Worse is the grating nature of the performances. Keaton plays her detestable
character with the kind of glee that shoves right into our faces and makes us
want to scream. Ryan is unconvincing, because she uses the same disorganised
comic presence as in "When Harry Met Sally" and "Joe Versus the Volcano", and
expects it to work when her character is supposed to be a cornerstone of
emotional stability.
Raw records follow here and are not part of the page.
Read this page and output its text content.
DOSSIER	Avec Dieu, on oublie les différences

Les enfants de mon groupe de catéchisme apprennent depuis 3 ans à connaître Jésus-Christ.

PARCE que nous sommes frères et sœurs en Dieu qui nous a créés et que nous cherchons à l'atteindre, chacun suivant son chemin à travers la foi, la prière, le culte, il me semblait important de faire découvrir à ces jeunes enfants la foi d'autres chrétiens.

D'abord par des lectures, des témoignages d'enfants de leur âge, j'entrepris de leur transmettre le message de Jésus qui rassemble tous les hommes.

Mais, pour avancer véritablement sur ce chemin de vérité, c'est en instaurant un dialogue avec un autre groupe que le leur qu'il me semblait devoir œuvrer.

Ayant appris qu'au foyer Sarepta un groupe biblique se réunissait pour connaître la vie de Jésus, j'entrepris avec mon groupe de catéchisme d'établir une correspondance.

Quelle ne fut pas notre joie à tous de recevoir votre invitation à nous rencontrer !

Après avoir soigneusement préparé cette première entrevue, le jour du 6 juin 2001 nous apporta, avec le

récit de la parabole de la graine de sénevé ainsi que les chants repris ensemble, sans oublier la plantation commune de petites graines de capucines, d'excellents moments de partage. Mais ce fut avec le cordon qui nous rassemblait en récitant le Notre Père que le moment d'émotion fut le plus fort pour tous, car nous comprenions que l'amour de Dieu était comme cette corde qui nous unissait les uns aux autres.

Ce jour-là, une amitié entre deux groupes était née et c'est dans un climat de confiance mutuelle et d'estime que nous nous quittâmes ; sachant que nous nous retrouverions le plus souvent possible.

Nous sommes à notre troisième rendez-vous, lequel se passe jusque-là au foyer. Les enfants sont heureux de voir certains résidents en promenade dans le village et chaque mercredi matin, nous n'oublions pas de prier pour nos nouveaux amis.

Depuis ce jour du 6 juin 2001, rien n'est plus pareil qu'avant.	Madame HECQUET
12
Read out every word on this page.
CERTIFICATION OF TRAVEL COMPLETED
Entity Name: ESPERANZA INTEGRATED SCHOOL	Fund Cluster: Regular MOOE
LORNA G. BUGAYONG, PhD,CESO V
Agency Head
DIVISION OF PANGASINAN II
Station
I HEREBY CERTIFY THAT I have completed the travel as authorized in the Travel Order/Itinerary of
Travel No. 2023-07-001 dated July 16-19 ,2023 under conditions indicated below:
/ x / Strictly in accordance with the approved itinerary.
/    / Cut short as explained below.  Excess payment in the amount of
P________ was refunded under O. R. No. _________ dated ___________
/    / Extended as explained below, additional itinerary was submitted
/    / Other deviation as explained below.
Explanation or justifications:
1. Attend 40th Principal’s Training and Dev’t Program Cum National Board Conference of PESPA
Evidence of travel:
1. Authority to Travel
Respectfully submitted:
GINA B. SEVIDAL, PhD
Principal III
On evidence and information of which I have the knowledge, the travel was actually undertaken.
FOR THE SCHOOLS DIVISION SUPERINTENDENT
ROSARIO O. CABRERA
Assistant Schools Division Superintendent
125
As for Lisa Kudrow, well, she's a joke, who exudes
stupidity from all of her phoney body, dead eyes, and flat, sarcastic whimper
of a voice.
You know when you're on a crowded train, and you're wedged into the window
seat when three other people need to sit in the same booth as you? "Hanging
Up" is a lot like that, as long as the three people are vapid yuppie bitches
whining and crying about their boyfriends and families into mobile telephones
that play a little tune when they ring. This is a film that could get
Gandhi's blood boiling. If it becomes your wife's favourite video, no sane
jury will convict you of domestic abuse.